Anicio Manlio Severino Boecio nació en Roma en el año 480. desde muy joven
conoció la filosofía griega, soca que lo llevó a admirarla y a concebir el ambicioso proyecto
de traducir y comentar toda la obra de Platón y de Aristóteles. En el año 510 ya era cónsul,
pero su supuesta participación en una conspiración política y la acusación de haber
practicado magia lo llevó a la prisión de Pavía, donde redactó su obra más conocida: La
consolación de la filosofía.

Este libro, en forma de diálogo, fue una obra muy leída en la Edad Media. La
principal protagonista de esta obra es, sin ninguna duda, la filosofía que consuela a Boecio
en su desgracia y lo instruye sobre la felicidad. Estructurada den cinco libros, en los que los
fragmentos en verso se alternan con la prosa, esta composición dialógica representa una
especie de síntesis de la sabiduría antigua a través del tamiz del cristianismo.

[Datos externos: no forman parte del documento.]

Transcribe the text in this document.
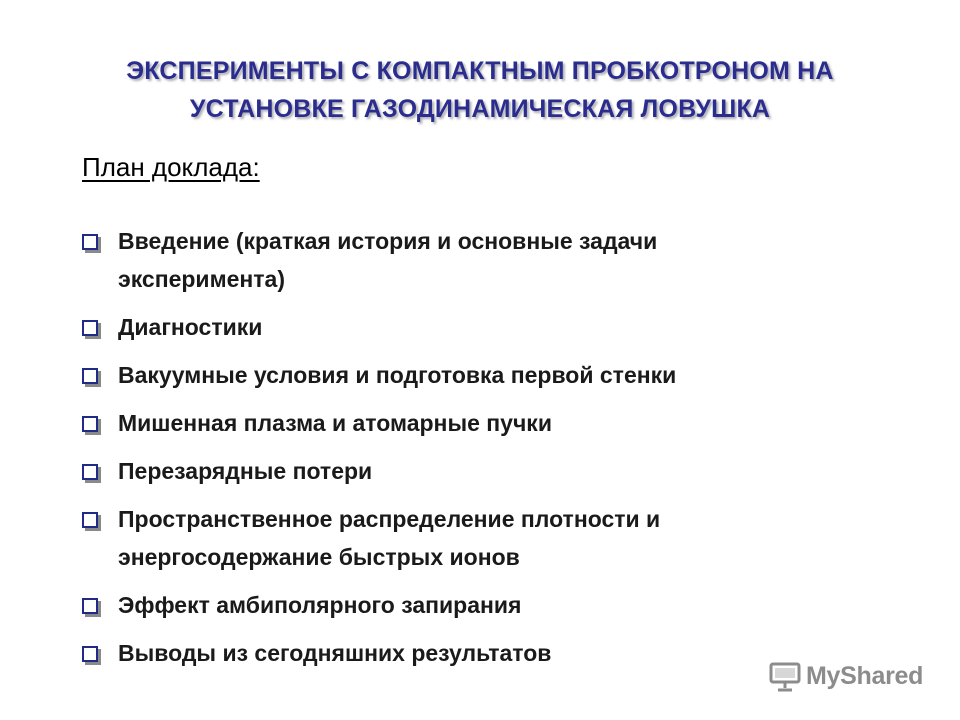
ЭКСПЕРИМЕНТЫ С КОМПАКТНЫМ ПРОБКОТРОНОМ НА
УСТАНОВКЕ ГАЗОДИНАМИЧЕСКАЯ ЛОВУШКА
План доклада:
Введение (краткая история и основные задачи
эксперимента)
Диагностики
Вакуумные условия и подготовка первой стенки
Мишенная плазма и атомарные пучки
Перезарядные потери
Пространственное распределение плотности и
энергосодержание быстрых ионов
Эффект амбиполярного запирания
Выводы из сегодняшних результатов
MyShared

El punto de partida de La consolación es, pues, la situación real de Boecio


prisionero en Pavía después de las sospechas que habían puesto fin de manera repentina a
su brillante carrera política. La obra empieza con una aparición fantasmagórica: “Se me
apareció una mujer de pie por encima de la cabeza. Su faz infundía un respeto profundo,
sus ojos eran ardientes y de una mirada penetrante, muy por encima de la capacidad
corriente de los hombres; su cutis de un color vivo y de un gran vigor inexhausto, a pesar
de ser ya tan mayor que de ninguna manera se la podía considerar coetánea nuestra; su
estructura era de una ambigüedad indiscernible.” Una de sus primeras exclamaciones ya
nos anticipa el carácter de este personaje de ficción que comparte el protagonismo de la
obra con el autor: “No es tiempo de lamento –dijo–, sino de poner remedio.” Y un poco
más adelante: “Si esperas la acción que guarnece es preciso que descubras la herida.” A
continuación, la Filosofía formula una serie de preguntas sobre el carácter de los humanos,
la finalidad de la creación el gobierno del mundo, que el autor no sabe contestar. Y con su
ignorancia, quizás ya manifiesta, con una perspectiva muy clásica, cuál es el verdadero
origen del sufrimiento humano.

El tema central del segundo libro es la Fortuna. “¿Qué es, entonces, lo que te ha
hecho caer en la tristeza y la aflicción? (...) Piensas que la fortuna ha hecho un cambio por
lo que a ti respecta: te equivocas (...) Has descubierto las caras ambiguas de una divinidad
ciega”, ya que ella gira la rueda del destino siempre con rotación caprichosa. Hay que ir, no
obstante, con cuidad con la fortuna, dice Boecio, porque si consideramos el número y el
cariz de las alegrías, tal vez aún nos parezca que somos felices. Así, “el peor género de
desgracia es haber sido feliz”, la melancolía no es sino el recuerdo de la felicidad perdida.
Hay que tener siempre presente esta meditación, una de las más conocidas de la obra, la que
hace un hombre encarcelado. Un hombre que vive gracias a la imaginación y al recuerdo,
como la mayoría de los creadores. La melancolía representa la venganza del pasado. Un
refugio de patanes. Un estado débil y evanescente que más que una promesa de felicidad
constituye un verdadero tormento. El único antídoto que conocemos contra ese flagelo es la
actividad: aunque sólo sea a través de la escritura de un libro sobre la felicidad perdida. En
un diario de viaje, Schopenhauer escribe: “Precisamente porque toda felicidad es negativa,
ocurre que, cuando alguna vez llega a ser perfecta, resbala ligera y suavemente a nuestro
lado sin que nos demos cuenta de que existe hasta que desaparece; entonces, la carencia,
sentida de forma positiva, se convierte en la expresión de la felicidad perdida: nos
percatamos en ese momento de que no hicimos nada para conservarla y a la privación se
añade el arrepentimiento.”

Al final del segundo capítulo, Boecio replantea la cuestión inicial y encuentra


también que el origen del bienestar se oculta en nuestro interior. “¿Por qué buscaís,
mortales, fuera una felicidad que se encuentra dentro de vosotros? El error y la ignorancia
os confunden. Te mostraré brevemente el punto cardinal de la felicidad suprema. ¿Hay para
ti algo más valioso que tú mismo? Nada, dirás. Por tanto, si eres juicioso poseerás lo que
nunca querrías perder ni la fortuna podrá quitarte.”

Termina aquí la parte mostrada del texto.